Amazon will do “whatever it takes to minimize the impact [of covid] on customers and selling partners this holiday season. It’ll be expensive for us in the short term, but it’s the right prioritization for our customers and partners,” said CEO Andy Jassy in an earnings report statement following disappointing numbers in the third quarter.

What this “prioritizing” means in practice for John is that, in order to avoid infecting fellow co-workers, he ended up having to take Unpaid Time Off (UPT) to recover from an unknown illness. “They weren’t paying me for any of the time that I had to take off,” he explained. The total amount ended up being over 50 hours. “Dealing with Amazon on a daily basis is exhausting,” he said.

John was finally able to obtain a test saying he was negative for Covid in early January. “I brought the note to human resources. They told me I had to leave because I’m not clear to be here.”

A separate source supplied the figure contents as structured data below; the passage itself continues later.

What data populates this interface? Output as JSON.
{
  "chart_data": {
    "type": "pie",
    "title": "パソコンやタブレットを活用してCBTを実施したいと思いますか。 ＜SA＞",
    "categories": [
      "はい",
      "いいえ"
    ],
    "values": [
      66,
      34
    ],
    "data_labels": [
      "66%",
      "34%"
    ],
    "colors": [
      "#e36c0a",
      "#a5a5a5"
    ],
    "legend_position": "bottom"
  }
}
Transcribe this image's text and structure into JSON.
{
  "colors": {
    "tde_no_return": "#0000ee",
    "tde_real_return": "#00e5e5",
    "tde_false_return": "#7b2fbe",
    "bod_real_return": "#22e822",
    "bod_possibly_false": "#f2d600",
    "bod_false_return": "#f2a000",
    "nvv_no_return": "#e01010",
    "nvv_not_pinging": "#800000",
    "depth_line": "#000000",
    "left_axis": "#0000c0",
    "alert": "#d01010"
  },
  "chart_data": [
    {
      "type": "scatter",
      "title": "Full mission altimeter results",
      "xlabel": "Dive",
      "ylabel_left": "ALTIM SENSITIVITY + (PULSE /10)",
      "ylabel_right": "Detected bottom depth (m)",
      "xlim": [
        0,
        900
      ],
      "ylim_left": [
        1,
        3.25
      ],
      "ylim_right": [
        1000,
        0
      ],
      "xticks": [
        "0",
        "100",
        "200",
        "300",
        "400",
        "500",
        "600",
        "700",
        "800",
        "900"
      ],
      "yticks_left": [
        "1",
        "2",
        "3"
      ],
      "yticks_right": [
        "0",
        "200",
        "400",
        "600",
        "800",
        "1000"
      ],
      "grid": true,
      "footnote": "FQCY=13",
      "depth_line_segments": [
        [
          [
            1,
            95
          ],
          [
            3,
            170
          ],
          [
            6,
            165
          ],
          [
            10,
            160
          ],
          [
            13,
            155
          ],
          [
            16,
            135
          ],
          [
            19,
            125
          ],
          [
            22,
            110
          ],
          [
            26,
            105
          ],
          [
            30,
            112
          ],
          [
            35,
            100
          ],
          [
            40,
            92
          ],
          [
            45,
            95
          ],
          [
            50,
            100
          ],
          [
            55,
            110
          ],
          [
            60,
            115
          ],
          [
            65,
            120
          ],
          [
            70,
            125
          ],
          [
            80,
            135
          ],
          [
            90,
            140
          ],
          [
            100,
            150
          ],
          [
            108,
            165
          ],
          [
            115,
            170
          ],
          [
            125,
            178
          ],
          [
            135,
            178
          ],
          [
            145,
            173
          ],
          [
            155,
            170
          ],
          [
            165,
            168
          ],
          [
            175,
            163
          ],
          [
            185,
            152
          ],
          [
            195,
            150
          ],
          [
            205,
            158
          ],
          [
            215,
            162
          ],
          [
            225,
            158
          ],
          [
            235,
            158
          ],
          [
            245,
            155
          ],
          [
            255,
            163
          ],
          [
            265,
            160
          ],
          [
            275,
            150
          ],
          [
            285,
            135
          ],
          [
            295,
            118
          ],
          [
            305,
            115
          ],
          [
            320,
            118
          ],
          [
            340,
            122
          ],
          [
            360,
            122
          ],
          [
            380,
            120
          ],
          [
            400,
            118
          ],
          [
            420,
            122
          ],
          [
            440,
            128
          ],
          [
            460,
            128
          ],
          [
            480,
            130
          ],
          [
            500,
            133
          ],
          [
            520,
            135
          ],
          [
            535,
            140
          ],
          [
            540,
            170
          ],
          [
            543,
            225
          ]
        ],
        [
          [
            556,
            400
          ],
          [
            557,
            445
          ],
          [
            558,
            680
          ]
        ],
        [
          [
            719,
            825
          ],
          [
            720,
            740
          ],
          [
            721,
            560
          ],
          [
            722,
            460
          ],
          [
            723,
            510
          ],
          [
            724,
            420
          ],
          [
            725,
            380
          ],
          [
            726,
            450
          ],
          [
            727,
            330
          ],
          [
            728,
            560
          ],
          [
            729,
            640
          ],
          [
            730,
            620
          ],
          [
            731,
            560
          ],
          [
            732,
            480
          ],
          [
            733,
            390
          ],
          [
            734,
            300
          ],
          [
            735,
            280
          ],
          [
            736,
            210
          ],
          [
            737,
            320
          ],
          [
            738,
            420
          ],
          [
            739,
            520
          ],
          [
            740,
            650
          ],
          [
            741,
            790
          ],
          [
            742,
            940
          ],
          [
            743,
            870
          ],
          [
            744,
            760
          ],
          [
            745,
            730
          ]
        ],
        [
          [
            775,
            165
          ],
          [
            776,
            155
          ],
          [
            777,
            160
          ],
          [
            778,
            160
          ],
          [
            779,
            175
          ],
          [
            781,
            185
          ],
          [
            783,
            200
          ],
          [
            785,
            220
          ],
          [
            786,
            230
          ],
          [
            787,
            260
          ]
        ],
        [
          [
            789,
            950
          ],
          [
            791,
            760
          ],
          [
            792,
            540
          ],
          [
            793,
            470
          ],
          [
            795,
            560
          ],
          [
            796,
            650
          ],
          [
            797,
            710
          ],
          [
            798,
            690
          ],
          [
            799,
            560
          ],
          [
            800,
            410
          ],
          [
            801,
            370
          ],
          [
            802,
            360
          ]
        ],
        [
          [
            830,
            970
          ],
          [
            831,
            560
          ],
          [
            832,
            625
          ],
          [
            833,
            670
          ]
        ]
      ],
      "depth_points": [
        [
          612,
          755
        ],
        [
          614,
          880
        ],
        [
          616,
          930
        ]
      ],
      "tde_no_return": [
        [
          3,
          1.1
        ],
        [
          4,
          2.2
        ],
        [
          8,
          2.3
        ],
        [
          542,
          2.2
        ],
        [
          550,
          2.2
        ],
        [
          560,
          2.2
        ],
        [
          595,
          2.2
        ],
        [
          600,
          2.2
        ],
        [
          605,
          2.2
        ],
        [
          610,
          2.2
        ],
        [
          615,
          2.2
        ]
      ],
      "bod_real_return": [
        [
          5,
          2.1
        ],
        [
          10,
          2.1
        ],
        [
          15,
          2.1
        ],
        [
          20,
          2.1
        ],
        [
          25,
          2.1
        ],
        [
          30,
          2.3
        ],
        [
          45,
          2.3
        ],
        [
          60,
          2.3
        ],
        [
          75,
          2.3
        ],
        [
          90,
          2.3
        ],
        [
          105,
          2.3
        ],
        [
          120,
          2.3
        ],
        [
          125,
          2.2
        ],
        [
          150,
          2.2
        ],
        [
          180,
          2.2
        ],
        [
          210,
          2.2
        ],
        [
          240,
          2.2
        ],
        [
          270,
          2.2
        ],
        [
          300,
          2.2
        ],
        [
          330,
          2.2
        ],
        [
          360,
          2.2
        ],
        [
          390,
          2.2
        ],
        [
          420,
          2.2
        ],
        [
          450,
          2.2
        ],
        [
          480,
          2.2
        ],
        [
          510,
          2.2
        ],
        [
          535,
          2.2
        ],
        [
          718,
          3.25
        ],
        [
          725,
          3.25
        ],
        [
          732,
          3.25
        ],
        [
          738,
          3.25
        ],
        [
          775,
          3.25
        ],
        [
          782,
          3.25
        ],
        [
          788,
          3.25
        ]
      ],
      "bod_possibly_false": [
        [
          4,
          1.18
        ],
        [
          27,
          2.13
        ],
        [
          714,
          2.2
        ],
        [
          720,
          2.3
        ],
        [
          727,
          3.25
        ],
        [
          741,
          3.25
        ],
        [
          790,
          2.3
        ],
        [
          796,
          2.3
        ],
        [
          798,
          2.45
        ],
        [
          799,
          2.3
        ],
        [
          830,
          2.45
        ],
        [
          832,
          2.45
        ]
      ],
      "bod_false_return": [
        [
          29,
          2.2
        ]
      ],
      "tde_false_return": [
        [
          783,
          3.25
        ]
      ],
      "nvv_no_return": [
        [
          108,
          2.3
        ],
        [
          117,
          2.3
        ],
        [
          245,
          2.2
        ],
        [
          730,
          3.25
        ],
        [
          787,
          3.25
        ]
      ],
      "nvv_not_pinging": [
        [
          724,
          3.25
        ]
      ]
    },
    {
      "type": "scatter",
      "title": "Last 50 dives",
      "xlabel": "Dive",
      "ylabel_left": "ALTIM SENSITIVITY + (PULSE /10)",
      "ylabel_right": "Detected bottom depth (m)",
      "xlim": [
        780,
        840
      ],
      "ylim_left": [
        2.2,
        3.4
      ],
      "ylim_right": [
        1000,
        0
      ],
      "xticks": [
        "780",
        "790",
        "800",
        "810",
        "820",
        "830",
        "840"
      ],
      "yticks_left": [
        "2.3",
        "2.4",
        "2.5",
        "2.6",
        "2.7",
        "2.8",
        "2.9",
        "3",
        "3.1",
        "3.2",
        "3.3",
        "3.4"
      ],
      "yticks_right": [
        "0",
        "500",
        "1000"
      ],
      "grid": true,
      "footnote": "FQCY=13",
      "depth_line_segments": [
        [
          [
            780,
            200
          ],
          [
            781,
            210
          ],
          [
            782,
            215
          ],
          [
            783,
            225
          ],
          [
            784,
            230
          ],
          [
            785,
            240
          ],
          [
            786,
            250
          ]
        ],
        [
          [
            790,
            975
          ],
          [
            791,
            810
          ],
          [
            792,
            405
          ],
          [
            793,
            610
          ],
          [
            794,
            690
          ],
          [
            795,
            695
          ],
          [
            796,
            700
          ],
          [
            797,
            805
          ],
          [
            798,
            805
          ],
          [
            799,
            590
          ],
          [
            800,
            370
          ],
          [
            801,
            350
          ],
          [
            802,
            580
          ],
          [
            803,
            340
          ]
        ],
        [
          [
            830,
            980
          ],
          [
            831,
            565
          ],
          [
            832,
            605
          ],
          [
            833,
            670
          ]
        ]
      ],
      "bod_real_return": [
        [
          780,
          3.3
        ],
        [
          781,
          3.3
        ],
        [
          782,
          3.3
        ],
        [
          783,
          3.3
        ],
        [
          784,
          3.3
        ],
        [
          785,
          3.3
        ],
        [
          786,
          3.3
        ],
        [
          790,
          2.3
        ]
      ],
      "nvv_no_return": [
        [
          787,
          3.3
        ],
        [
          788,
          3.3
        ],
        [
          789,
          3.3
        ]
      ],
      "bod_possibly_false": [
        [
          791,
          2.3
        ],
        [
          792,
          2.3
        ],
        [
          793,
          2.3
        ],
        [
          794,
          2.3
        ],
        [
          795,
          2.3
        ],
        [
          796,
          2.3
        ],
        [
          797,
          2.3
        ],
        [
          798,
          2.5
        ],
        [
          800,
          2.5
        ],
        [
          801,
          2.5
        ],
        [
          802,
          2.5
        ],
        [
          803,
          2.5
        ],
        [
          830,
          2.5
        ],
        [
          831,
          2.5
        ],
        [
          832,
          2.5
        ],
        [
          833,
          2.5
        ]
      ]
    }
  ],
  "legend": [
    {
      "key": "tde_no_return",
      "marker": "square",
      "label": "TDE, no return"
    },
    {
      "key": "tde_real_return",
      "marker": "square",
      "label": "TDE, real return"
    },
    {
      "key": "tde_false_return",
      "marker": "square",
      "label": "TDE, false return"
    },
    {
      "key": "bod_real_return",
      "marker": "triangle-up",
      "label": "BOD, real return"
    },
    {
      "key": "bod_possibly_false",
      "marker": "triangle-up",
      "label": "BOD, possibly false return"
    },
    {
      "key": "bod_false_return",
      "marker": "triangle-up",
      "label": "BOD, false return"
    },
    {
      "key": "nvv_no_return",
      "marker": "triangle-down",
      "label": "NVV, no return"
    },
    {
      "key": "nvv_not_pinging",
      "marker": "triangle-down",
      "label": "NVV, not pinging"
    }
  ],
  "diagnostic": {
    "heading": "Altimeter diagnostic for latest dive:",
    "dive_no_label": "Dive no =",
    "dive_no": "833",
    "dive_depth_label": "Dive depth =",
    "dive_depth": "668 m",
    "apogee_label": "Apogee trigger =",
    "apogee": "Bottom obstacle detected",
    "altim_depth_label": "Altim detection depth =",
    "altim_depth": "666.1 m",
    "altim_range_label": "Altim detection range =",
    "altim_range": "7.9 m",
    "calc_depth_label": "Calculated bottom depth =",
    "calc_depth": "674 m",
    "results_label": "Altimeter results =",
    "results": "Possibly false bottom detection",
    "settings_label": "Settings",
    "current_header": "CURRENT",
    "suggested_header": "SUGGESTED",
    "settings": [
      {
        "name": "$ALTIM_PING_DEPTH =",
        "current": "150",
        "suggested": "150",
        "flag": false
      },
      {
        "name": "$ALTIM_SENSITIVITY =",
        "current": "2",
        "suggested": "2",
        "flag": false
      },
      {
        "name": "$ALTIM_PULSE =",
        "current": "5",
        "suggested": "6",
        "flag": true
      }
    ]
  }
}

A fellow BWI2 worker last July referred to the warehouse he worked in as “a tree trunk covered in ants,” in which COVID-19 spreads unchecked and workers find it impossible to contact trace or physically distance. “To this day, I know one person the company ever contacted about a potential exposure,” the BWI2 worker told the IAWV last July.

The Baltimore Amazon Workers Rank and File Safety Committee was formed in December 2020 amid Amazon’s grueling peak season. The committee was formed by Amazon workers in order to defend themselves from Amazon’s exploitative policies during the pandemic. Among the committee’s first demands was “An end to abusive speed up.”

“The rate system in Amazon already leads regularly to abuse, termination and injury. Amid the pandemic, the effort to drive workers to the breaking point acquires a homicidal character,” the demand states.